A: “Something that I think a lot of artists struggle with is their parents supporting their journey. As you said, ‘you need a stable job’ is a very common thing to hear. I have been very, very lucky to not experience it; my parents have been my number one fans since day one. My Dad is my producer; he’s been making music his whole life. So when I told him I was making music, you should have seen the joy on his face, to be able to share something important with his son. It is funny that the only reason I ever released music was that my Dad overheard me playing ‘Sunset,’ a song on my discography. I was in my room one night practicing the chords, and he knocked on the door and came into my room. He said, ‘Did you write that?’ I was nervous because I hadn’t shared my music with anyone at this point. I said, ‘yeah, I did.’ He then locked eyes with me and said, ‘Ethan we have to record this!’ My parents have been super supportive. They have been an inspiration to me and have kept me going. I can’t thank them enough.”
Q: You said your Dad is your producer. Is he in the music business?
A: “My Dad makes music as a hobby. He’s never done it professionally but still made a lot of music. Since we know each other so well, it’s a very open space for creative flow; it is essential for this emotional music. So I can go into the room, create and then bounce ideas back and forth. It is really fun!”
Q: Last question, Ethan, can you tell me about the inspiration behind your newest single that dropped on August 20, and can you give me three words to describe the song?

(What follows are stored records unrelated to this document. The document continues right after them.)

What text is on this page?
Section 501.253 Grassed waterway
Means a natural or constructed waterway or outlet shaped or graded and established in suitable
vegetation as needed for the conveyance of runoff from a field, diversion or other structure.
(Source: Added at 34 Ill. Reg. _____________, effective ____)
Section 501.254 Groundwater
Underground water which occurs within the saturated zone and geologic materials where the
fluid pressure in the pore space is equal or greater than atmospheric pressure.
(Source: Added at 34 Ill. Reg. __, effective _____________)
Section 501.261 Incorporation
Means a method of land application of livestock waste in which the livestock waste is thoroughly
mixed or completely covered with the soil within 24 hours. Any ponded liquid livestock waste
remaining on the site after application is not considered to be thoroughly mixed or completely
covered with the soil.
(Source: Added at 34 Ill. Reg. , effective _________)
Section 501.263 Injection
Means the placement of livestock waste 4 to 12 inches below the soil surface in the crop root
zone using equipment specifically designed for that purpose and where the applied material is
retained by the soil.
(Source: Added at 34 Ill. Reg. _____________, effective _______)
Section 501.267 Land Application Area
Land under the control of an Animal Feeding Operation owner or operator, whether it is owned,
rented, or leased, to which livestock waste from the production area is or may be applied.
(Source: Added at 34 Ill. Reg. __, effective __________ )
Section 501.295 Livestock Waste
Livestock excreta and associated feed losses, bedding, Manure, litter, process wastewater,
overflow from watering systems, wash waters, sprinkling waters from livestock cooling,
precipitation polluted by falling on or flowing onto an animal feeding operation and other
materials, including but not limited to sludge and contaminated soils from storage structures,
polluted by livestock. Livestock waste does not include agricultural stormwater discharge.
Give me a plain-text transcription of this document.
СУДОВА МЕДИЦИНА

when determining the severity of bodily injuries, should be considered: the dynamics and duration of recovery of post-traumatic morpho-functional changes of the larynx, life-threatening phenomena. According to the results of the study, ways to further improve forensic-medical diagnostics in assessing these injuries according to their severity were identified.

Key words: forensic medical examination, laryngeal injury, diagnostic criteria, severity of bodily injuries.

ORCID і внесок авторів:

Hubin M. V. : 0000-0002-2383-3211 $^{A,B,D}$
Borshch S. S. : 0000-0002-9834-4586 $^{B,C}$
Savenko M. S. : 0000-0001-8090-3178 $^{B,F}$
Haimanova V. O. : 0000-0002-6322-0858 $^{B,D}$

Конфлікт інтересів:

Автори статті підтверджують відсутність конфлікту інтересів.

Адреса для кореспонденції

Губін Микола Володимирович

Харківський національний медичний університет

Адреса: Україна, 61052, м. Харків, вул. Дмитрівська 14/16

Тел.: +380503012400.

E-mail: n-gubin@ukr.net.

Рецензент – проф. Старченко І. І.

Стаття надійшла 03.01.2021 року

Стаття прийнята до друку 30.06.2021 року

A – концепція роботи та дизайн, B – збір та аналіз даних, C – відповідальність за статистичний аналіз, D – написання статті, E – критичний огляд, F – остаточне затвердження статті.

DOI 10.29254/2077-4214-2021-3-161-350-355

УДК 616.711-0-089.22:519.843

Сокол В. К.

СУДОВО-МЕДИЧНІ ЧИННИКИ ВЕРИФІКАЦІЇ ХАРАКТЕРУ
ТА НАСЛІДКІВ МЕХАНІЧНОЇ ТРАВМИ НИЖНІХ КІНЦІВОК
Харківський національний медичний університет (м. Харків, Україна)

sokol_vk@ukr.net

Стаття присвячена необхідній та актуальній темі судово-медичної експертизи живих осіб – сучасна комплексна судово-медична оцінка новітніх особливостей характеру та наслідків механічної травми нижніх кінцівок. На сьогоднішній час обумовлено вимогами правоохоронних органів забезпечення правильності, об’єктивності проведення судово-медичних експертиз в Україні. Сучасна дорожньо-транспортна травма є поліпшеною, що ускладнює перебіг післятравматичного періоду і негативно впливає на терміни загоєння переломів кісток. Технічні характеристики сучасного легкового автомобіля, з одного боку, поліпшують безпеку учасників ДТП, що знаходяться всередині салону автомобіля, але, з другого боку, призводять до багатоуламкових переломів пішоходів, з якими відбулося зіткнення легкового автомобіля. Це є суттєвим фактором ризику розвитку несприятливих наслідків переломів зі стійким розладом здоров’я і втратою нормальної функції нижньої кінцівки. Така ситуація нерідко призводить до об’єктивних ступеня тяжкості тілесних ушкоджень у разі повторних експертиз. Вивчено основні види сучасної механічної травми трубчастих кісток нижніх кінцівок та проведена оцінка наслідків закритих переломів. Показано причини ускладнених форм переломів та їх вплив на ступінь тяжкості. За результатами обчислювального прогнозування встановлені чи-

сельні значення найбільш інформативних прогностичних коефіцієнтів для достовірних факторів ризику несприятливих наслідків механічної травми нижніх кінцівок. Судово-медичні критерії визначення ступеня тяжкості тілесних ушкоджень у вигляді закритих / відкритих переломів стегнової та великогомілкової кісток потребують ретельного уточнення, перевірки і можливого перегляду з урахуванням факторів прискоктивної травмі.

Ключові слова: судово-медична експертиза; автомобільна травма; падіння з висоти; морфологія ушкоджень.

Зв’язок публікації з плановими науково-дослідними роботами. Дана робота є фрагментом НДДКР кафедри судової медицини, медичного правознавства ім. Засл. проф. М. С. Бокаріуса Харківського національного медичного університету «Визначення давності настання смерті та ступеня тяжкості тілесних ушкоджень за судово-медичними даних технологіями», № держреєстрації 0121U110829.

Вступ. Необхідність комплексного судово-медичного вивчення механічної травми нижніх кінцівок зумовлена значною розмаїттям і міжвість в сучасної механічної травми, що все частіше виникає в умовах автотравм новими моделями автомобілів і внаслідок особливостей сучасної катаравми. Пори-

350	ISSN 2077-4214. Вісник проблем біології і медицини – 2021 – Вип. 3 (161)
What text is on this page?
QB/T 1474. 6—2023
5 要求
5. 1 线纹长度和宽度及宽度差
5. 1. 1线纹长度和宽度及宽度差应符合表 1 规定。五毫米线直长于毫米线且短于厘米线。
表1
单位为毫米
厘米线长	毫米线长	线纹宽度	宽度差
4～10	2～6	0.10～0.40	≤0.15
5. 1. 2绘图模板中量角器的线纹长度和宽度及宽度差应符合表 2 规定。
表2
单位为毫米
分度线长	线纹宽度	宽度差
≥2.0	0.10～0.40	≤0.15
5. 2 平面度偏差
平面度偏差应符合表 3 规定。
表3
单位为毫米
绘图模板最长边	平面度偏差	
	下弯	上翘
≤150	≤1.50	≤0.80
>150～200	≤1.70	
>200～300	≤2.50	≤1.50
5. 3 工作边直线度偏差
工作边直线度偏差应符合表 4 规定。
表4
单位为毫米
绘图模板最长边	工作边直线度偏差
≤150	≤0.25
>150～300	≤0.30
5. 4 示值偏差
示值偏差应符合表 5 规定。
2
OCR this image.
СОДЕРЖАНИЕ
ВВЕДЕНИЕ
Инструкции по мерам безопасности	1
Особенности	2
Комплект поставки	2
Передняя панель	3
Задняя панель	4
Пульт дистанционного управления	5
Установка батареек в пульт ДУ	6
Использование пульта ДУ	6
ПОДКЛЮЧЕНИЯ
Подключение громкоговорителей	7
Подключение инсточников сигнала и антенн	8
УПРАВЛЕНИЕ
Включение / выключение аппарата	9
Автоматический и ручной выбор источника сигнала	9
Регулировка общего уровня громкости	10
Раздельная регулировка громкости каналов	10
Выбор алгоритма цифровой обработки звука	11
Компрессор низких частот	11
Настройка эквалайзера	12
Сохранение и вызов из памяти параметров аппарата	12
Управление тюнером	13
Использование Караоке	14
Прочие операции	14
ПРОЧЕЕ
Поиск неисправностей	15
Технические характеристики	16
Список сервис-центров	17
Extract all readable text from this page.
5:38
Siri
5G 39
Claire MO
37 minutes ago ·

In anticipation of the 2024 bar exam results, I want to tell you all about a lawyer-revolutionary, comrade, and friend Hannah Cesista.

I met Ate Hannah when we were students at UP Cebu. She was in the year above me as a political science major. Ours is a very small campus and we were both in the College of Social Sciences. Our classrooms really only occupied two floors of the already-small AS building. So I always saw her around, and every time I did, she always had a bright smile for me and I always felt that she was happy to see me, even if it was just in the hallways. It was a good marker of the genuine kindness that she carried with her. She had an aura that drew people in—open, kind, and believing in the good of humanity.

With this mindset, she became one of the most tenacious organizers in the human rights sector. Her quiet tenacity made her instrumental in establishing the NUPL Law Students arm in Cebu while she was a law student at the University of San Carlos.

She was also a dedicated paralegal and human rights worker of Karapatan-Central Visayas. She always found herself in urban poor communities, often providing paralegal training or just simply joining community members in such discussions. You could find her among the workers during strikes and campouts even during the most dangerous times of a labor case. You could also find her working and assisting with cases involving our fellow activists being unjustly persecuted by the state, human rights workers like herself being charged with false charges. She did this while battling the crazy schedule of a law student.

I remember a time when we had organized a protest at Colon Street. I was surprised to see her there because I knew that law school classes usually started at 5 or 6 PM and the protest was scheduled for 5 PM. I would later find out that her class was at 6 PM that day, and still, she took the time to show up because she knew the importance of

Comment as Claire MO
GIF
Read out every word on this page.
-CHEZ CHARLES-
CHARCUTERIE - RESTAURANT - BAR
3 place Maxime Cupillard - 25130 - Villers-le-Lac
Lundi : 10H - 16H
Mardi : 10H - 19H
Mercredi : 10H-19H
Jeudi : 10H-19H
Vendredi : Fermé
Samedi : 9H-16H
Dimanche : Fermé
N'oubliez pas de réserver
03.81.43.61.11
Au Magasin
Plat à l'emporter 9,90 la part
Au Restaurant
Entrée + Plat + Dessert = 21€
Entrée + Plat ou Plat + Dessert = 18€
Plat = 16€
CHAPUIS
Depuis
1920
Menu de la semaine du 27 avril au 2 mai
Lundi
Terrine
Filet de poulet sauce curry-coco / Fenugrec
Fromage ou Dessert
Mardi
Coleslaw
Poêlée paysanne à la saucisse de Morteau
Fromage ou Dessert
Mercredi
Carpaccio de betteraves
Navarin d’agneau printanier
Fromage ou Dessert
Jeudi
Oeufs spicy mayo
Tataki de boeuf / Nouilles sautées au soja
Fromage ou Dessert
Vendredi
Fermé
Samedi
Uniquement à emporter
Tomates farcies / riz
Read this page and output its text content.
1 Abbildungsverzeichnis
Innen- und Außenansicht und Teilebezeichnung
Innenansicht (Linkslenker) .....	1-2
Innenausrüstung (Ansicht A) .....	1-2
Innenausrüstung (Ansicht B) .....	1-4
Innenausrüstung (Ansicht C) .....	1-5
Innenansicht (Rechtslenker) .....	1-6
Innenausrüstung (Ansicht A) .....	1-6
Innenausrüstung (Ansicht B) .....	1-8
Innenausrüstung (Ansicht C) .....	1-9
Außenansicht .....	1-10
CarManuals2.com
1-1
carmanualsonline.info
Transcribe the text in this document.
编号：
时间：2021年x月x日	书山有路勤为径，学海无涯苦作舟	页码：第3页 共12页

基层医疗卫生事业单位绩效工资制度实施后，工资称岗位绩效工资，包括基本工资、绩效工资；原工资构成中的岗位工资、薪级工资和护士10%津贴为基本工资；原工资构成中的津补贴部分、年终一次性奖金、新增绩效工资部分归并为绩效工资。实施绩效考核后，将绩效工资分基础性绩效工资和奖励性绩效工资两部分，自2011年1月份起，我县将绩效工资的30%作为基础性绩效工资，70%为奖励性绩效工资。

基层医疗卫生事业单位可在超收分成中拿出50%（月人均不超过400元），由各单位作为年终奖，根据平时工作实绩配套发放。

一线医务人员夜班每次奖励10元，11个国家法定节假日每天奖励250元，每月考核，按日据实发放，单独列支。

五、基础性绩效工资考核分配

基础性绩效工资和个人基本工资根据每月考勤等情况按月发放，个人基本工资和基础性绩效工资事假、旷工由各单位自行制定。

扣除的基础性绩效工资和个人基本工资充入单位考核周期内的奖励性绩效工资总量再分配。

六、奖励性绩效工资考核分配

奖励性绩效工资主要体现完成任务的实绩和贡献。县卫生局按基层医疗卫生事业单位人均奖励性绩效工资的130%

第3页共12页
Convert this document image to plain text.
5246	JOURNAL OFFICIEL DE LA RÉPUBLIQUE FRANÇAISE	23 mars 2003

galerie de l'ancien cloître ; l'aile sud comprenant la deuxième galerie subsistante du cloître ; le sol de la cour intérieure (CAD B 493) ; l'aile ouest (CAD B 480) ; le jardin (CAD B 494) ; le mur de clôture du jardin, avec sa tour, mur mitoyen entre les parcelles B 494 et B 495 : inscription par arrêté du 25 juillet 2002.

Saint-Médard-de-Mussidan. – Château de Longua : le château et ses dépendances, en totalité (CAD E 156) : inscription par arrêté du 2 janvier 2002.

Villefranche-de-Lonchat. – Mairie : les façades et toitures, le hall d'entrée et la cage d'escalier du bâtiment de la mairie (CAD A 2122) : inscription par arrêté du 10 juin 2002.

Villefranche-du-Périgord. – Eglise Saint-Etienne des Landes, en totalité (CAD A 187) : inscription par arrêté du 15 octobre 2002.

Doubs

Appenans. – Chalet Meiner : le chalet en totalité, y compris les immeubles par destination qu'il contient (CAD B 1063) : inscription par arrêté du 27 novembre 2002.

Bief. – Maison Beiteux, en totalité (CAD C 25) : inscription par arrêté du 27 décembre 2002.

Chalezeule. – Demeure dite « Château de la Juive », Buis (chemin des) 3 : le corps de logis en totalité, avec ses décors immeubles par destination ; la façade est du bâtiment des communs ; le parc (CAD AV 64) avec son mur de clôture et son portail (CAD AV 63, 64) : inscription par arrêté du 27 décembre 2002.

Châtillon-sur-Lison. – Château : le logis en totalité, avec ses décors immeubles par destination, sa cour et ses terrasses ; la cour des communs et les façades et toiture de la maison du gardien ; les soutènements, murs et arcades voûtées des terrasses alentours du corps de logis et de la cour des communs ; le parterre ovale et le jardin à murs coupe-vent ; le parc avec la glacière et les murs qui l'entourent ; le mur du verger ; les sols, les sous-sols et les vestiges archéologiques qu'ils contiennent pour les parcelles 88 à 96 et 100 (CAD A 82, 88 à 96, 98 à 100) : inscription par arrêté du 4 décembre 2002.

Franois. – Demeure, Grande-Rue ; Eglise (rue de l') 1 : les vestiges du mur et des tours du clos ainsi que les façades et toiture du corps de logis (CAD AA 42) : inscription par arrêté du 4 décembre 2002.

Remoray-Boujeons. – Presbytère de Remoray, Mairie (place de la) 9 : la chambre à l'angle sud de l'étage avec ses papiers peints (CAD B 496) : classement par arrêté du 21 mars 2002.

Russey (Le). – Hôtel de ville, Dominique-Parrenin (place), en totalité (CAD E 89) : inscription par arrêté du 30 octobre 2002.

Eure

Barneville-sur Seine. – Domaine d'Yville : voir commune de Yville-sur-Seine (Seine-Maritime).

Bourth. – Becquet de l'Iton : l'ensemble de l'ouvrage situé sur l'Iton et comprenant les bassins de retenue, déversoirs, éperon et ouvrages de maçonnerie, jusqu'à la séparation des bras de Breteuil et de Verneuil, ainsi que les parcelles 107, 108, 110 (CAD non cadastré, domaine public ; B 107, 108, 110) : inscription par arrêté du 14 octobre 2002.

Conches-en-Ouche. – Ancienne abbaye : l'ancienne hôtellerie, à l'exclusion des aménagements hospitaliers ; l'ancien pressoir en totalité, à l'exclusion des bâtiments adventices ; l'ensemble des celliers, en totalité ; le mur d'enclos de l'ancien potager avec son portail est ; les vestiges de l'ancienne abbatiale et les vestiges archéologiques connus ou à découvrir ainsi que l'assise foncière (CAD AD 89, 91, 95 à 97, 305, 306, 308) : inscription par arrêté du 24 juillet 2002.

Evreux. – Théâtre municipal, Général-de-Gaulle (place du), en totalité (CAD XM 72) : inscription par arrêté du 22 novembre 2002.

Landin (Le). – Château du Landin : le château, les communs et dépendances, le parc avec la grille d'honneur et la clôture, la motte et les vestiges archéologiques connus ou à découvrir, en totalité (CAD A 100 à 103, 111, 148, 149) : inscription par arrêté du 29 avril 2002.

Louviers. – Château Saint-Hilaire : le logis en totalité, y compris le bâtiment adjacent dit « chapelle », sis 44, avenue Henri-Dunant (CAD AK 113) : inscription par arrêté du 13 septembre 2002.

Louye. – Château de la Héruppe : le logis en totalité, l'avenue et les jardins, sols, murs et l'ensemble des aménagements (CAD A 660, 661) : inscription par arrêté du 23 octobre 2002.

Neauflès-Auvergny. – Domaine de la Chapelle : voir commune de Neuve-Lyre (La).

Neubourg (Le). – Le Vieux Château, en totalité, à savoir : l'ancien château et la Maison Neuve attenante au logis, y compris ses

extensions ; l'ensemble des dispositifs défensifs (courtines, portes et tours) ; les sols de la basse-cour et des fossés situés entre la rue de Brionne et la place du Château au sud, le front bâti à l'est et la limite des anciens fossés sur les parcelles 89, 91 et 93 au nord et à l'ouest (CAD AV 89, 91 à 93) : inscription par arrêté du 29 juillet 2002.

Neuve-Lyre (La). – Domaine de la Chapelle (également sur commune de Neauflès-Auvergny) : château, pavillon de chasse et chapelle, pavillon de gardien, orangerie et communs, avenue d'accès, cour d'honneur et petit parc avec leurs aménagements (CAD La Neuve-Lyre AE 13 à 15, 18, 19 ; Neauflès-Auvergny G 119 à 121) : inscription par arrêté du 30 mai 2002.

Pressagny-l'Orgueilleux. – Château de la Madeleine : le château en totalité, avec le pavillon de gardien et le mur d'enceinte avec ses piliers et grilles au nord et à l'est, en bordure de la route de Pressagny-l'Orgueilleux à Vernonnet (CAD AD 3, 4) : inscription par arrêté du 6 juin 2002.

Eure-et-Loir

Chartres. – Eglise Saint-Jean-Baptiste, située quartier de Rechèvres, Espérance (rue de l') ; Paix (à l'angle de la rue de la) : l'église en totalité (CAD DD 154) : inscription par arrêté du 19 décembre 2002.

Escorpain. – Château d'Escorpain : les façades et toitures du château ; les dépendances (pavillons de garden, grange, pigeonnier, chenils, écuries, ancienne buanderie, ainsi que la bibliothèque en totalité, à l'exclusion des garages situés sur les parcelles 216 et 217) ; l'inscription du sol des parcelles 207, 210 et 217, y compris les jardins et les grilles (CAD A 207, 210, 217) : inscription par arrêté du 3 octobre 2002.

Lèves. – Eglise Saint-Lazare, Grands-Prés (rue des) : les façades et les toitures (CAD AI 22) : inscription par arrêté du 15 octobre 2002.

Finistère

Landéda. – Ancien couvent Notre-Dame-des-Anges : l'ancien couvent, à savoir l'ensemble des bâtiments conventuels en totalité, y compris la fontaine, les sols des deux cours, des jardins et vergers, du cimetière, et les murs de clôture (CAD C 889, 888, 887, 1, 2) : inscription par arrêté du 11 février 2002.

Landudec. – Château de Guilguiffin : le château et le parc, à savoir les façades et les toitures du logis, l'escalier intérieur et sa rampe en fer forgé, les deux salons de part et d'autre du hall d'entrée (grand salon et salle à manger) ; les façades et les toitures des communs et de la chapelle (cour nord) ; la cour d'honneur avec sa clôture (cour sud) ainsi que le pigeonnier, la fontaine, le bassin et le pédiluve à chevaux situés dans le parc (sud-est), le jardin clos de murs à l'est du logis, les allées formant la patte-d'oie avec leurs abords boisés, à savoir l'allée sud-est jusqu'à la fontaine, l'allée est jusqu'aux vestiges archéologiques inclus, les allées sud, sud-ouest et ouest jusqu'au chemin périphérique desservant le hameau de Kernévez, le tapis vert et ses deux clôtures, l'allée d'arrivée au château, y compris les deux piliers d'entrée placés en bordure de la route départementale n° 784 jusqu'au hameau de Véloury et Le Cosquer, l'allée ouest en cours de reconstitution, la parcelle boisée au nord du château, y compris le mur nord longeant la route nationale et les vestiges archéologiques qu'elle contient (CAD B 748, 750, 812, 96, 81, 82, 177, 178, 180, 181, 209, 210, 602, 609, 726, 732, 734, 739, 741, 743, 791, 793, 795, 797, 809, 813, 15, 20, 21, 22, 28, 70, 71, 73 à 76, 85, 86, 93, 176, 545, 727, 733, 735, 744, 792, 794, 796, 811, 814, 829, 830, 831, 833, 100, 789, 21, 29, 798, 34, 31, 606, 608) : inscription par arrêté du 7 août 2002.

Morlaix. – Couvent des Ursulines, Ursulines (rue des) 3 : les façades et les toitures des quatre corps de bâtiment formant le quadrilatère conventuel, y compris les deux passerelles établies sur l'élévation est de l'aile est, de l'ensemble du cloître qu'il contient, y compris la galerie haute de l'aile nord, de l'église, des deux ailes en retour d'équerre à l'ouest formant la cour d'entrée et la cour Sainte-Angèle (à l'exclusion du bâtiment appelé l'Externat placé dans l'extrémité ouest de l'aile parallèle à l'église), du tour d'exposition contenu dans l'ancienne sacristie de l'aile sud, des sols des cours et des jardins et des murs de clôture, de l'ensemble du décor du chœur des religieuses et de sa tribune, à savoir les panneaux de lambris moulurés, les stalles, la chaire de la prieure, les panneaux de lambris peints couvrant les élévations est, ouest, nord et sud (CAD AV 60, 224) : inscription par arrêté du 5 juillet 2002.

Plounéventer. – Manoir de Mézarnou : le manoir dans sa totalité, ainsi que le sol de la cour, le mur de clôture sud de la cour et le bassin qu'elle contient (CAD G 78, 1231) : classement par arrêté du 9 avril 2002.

A: “A friend of mine challenged me to write a happy song to which I begrudgingly agreed. I was in a dark place and didn’t want to write anything happy, but I decided to do it for them. Then, a few days later, I was watching a sunset and thought to myself, ‘wow, this is something to live for.’ And just like that, the concept was born. I began listing everything I live for and formed it into a song! This song is hopeful, heartwarming, and bittersweet.”
Holley Petrie: Thank you, and I appreciate you, Ethan, for sitting down with me today, and I see a very bright and successful future for you.
As this was my first interview, I was so fortunate that Ethan was such a down-to-earth, honest and easy person to speak with. I appreciate the way he opened up to me. I encourage you to go to Spotify and look up Ethan Jewell and give him a listen. Especially, go and stream his newest single, “something to live for.” I got an early listen and found it soothing and very relatable about the pain words can cause and the healing power of nature.